Former Norton Motorcycles director and owner Stuart Garner is due to appear in court as an investigation into alleged fraud via three pension schemes reaches the prosecution phase.
Garner was dramatically ousted from the historic British company as it teetered on the brink of collapse in February 2020 as charges were sought on allegations of illegal handling of funds submitted by up to 227 members into pension pots.
It is claimed Garner used money invested in three schemes – Dominator 2012, Commando 2012 and Donington MC – to plug gaps in Norton’s own financial records, getting to a stage where people were prevented from accessing their money as the company slipped into further trouble.
Garner, 52, is accused of breaching Employer Related Investment (ERI) for investing more than the legally permitted 5% market value of the company.
If found guilty of these charges – which have been presented by the Pensions Regulation – Garner could spend up to two years in prison or pay a £50,000 fine.
However, this is just the first legal battle incoming for Garner with a separate case brought by the Pensions Ombudsman, which will focus on specific cases of wrongdoing.

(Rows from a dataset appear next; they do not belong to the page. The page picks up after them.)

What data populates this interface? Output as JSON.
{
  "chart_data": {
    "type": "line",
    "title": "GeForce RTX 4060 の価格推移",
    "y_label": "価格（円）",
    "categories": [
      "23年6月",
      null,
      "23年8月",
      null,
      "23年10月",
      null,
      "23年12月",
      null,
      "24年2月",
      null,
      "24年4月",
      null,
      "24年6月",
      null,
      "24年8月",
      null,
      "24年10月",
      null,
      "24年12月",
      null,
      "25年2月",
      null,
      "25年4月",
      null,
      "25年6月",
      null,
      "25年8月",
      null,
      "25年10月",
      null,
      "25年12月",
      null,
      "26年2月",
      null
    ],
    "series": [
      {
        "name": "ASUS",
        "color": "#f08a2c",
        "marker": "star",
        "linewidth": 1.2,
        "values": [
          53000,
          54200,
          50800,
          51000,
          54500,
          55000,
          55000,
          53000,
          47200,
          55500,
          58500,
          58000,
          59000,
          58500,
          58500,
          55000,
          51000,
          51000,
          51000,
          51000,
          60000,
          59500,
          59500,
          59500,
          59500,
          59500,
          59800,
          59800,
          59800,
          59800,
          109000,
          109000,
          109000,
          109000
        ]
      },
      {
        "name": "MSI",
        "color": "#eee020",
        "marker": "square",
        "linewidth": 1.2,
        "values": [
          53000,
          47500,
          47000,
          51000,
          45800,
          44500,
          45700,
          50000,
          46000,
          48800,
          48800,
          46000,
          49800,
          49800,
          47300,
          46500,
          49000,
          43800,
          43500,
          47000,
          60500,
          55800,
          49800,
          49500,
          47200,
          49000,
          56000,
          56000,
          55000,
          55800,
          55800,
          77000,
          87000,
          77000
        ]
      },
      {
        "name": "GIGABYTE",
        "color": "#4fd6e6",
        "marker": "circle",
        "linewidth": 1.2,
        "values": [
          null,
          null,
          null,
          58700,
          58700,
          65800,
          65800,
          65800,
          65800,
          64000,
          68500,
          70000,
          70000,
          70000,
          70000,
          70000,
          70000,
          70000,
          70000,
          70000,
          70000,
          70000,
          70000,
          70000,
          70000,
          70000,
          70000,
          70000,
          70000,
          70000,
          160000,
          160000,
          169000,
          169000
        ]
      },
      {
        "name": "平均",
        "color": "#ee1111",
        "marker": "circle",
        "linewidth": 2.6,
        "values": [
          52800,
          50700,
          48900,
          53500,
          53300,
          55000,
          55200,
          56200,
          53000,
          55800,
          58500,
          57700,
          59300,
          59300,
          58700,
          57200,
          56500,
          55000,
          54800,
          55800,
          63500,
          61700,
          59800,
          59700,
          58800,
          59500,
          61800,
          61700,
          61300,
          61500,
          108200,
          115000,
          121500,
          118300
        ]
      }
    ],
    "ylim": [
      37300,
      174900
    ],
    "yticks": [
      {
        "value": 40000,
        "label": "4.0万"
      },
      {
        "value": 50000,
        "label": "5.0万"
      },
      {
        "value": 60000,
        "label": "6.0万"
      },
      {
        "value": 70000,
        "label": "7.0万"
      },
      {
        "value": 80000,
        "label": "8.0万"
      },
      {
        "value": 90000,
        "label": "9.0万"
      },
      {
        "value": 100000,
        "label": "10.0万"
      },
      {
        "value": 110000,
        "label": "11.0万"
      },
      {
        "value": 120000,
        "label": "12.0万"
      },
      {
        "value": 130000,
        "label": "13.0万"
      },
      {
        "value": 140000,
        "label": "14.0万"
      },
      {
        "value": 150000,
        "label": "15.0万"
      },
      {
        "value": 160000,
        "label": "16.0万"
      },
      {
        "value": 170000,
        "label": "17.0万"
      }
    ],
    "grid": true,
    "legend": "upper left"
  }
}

Garner has maintained a relatively low profile since his fall from grace 18 months ago. This was quite the contrast to the big personality and even bigger promises he made to media and consumers.
However, it disguised serious mismanagement of the company’s finances and some shocking working practices, including stripping down owners’ bike submitted for a regular service to fit them to new models in an effort to circumnavigate a lack of parts owning to lack of funds that had led to long waiting lists.
More recently, new owners TVS Motors conducted checks on a number of models sold in 2019 to discover they were unroadworthy.